Cash would have been better served with Ryan Thompson, who’d worked an efficient ninth in the Rays’ Game Five loss and who hadn’t surrendered a single run in three appearances and two and two thirds innings Series work entering Game Six. But Thompson didn’t seem to be a rumour, never mind a topic Tuesday night.

Sometimes you throw the book into the fireplace. Sometimes you stay with it. Sometimes you make the right move and get blown up. Sometimes you make only half the right move. Lifting Snell was the right half. Prepping and bringing Anderson in showed only too clearly how the wrong half died.

Yes, I regret the decision because it didn’t work out. I thought the thought process was right,” Cash said postgame, knowing he’ll be second-guessed for it for the rest of his life and then some. “I totally respect and understand the questions that come with it. Blake gave us every opportunity to win. He was outstanding. They’re not easy decisions . . . Didn’t want Mookie or Seager seeing Blake a third time. There was no set plan. As much as people think, there’s no set plan.”

It was only half right.

And it wasn’t even close to the worst managing decision any postseason ever saw. It wasn’t Charlie Dressen picking fastballing Ralph Branca over curve balling Carl Erskine with fastball-hitting Bobby Thomson checking in at the plate and the 1951 pennant playoff on the line. It wasn’t Tommy Lasorda deciding it was safe to pitch to Jack Clark with first base open and the Dodgers one out from forcing the 1985 National League Championship Series to a seventh game.

What was all right was the Dodgers in their triumph exorcising eight previous seasons in which their regular-season, National League West-owning dominance got cut off at the postseason pass every time, including back-to-back World Series losses that began to make even those among themselves and their fans who don’t believe in extraterrestrial trickeries begin wondering if they were . . . you know . . .

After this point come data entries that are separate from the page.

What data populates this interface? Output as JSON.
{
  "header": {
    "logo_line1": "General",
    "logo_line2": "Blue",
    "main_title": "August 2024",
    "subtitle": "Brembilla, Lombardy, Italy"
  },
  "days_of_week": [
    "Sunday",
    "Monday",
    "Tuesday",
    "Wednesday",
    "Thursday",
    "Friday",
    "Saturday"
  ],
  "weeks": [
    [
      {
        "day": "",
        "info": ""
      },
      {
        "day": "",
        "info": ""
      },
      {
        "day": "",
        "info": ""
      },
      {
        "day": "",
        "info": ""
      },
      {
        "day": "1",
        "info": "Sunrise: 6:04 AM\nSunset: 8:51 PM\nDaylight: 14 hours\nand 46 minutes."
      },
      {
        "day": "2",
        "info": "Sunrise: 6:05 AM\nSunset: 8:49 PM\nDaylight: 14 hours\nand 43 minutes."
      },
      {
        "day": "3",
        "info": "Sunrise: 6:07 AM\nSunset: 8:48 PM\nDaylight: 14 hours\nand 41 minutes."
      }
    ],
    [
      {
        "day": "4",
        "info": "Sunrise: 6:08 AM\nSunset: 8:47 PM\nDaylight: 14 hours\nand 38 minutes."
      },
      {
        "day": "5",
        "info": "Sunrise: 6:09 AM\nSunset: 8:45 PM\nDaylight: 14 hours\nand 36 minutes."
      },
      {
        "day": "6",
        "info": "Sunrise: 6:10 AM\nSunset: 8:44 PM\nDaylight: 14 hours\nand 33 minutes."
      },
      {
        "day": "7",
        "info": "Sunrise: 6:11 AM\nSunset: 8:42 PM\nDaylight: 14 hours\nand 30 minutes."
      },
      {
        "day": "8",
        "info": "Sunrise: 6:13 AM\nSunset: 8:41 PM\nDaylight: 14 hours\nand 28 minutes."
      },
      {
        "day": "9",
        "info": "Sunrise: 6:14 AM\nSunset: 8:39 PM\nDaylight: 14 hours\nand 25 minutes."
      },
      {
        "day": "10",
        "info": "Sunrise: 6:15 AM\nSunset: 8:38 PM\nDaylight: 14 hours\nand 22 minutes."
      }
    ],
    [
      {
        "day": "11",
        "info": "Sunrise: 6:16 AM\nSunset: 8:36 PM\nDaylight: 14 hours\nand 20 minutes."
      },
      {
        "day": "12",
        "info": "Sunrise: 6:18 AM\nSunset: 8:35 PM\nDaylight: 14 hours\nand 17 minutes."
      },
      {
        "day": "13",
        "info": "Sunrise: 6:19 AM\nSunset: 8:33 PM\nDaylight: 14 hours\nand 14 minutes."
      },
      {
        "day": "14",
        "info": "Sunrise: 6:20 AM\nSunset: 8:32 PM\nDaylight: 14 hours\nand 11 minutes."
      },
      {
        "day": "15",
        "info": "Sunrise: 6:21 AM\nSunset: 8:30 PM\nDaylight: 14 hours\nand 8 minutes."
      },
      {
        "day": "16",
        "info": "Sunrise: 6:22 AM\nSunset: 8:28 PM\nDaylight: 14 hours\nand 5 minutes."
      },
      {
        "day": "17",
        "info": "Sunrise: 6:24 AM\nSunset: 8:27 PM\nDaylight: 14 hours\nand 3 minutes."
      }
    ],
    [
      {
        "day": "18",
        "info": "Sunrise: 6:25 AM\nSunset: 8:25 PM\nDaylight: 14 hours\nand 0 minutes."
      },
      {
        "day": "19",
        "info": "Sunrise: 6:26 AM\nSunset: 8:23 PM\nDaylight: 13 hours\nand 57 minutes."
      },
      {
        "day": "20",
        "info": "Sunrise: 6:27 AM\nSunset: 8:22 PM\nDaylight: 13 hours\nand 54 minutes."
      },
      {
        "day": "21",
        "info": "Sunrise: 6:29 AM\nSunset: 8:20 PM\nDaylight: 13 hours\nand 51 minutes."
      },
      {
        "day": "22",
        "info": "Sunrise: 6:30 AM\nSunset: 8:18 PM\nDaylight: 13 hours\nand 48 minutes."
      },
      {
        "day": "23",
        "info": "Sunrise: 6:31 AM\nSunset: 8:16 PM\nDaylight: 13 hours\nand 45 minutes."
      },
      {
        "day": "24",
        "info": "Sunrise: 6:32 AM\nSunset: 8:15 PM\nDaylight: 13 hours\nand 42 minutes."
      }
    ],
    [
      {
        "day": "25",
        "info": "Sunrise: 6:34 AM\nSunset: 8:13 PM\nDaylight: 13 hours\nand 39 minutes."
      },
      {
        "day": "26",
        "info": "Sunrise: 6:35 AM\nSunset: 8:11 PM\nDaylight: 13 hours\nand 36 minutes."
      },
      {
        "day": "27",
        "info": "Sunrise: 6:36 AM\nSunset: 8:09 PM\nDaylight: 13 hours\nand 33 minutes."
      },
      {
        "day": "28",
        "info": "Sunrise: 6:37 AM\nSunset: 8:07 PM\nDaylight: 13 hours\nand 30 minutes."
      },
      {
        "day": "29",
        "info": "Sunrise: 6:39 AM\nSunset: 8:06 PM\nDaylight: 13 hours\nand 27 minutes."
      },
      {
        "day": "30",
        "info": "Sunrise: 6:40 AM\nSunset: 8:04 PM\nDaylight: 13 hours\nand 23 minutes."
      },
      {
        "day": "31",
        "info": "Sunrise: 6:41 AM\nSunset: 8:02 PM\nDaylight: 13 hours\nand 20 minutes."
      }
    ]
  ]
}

No. Let’s not go there. Not now. Let’s stay with the current program. With Hall of Famer to be Clayton Kershaw pitching like a Hall of Famer this postseason, his manager making bloody well sure he couldn’t be left in a position to get blown up after stout effort, and savouring that brief postgame spell of heavy, hard breathing relief before joining the party.

With the entire team’s pick-up/dust-off/start-over approach to Game Five after that Three Stooges-meet-Hitchcock Game Four loss at the eleventh-last second in the eleventh hour. With the exuberant Betts and Seager leading the Dodger packs at the plate and stolid Justin Turner keeping them glued, focused, and ready to rumble.

With Betts, period, hell bent to cross the Jordan after the Dodgers dealt for him and David Price in February. “I was traded for to help get us over the hump,” Betts told reporters, “so I used that as my fuel.” He put whatever was left of the Rays’ fire out with gasoline, is all. Seager may have won the Series MVP award. Betts probably made himself the Series MVP in hearts and minds.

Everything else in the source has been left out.